Strong agreement. I think another intervention here is to improve elite norms. Groupthink in the elite is particularly costly for society and drives a lot of unnecessary conflict.
Sustaining symbiosis between a misaligned AGI and humans would seem extremely hard. If superintelligent and capable of manufacturing or manipulation, the AGI will eventually come up with better and better ways to accomplish it’s goals without humans. Temporarily avoiding catastrophic misalignment doesn’t seem sufficient to entrench symbiosis with a misaligned system in that case. I am generally pro-symbiosis as a political goal, but am not optimistic about it long-term for AGI without a lot more detail on strategy.
Also I don’t think intentionally deploying not fully aligned AGI really mitigates incentives to conceal behavior. You can know something is not aligned, but not know how much. You also can under or overestimate a system’s capabilities. There will still be instrumental power seeking incentives. It’s basically the same issues that apply with trusting humans, but more power. I don’t think it matters if there is a minor degree to which the incentives are less intense, when capabilities can be disproportionate and there aren’t counterbalancing incentives.

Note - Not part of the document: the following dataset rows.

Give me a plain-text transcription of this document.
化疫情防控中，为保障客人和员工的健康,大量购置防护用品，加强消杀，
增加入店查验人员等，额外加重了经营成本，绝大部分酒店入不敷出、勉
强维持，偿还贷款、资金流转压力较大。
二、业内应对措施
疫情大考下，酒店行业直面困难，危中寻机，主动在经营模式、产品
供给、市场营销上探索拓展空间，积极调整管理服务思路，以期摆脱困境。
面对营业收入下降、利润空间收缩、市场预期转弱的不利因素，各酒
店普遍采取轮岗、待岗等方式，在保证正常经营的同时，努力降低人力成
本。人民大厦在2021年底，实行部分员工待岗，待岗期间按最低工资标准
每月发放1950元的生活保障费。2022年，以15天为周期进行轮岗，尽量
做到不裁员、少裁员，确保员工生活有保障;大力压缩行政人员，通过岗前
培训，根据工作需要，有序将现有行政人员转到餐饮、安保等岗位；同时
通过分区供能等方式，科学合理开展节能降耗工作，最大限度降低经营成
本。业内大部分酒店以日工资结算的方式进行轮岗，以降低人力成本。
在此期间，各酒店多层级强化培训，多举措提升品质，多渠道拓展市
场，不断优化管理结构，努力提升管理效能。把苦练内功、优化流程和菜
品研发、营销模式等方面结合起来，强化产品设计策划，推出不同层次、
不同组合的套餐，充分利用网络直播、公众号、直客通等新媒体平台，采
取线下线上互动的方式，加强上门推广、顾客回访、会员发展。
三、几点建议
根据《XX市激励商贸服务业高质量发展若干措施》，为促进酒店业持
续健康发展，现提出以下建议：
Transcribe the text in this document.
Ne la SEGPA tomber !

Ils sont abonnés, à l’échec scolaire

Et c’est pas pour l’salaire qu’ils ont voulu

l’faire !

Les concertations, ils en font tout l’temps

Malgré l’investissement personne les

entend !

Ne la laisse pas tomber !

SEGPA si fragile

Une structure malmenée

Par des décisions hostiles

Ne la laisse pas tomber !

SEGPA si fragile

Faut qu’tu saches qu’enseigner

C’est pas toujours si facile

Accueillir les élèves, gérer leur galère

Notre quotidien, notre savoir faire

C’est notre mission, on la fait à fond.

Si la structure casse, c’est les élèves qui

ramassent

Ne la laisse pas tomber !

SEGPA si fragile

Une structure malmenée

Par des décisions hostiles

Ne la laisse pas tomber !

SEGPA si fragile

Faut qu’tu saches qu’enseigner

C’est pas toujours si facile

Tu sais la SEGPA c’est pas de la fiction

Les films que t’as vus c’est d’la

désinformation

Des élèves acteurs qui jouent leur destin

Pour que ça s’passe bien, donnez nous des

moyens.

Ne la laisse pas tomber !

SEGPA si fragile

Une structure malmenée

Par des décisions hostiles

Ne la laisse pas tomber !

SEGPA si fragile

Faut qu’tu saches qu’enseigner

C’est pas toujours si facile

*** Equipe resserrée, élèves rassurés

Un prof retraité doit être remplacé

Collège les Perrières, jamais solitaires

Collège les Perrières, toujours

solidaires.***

Overall, given the focus on the potential for catastrophic narrow alignment, we need something like broad intent alignment, which may be the same thing you are aiming for with symbiosis. I like some of the analogies to Academia and Academic freedom here, however academics are still human (and thus partially aligned) and I’m not sure people have a good grasp of what norms are and aren’t working well.
I think it can be productive here to taboo the word “capitalism” and to just think about trade-offs between incentive alignment and skill.
A lot of regulations prevent governments from hiring in an efficient manner, and this results in a comparative lack of talent in many areas that consultancies excel… or seem to excel (e.g. short-term metric hacking). Many of these regulations make sense from the standpoint of reducing conflicts of interest *within* the government, however these conflicts of interest and vulnerabilities are sometimes immediately recreated when outsourcing. If the regulations posed less burden to efficient hiring and work within government, it would be easier to internally develop aligned talent. Regardless of if advice comes from inside or outside of government, you want there to be competitive pressure for the advice to be good (one of the reasons gov outsources) and long-term incentive alignment on good outcomes.
One should be concerned with extractive models generally, not just in the context of capitalism. People can form extractive coalitions in business and they can do the same within government agencies as well. Policies that require more transparency from consulting firms when it is critical to avoid conflict of interest may be helpful, but there really needs to be lower cost ways to enact and enforce such regulations to prevent more morally dubious workarounds.
It seems really important to head off the capture of potential longtermist institutions in government. I think many agencies are helpful for the problems they are created to solve, and then evolve overtime to become captured by other interest groups or to become an interest group themselves. NEPA right now seems like a force for harming the environment by delaying clean infrastructure, and I’d worry that posterity impact statements implemented in a similar way would start off good and then rapidly become bad.
I like the idea of rewarding people in the future upon assessing past efforts from a more scoped out view, though I worry this may not actually go well in progress, particularly if the metrics used get politicized.
Overall, I’d like to see recommendations like this that are more robust in an environment of intense political competition.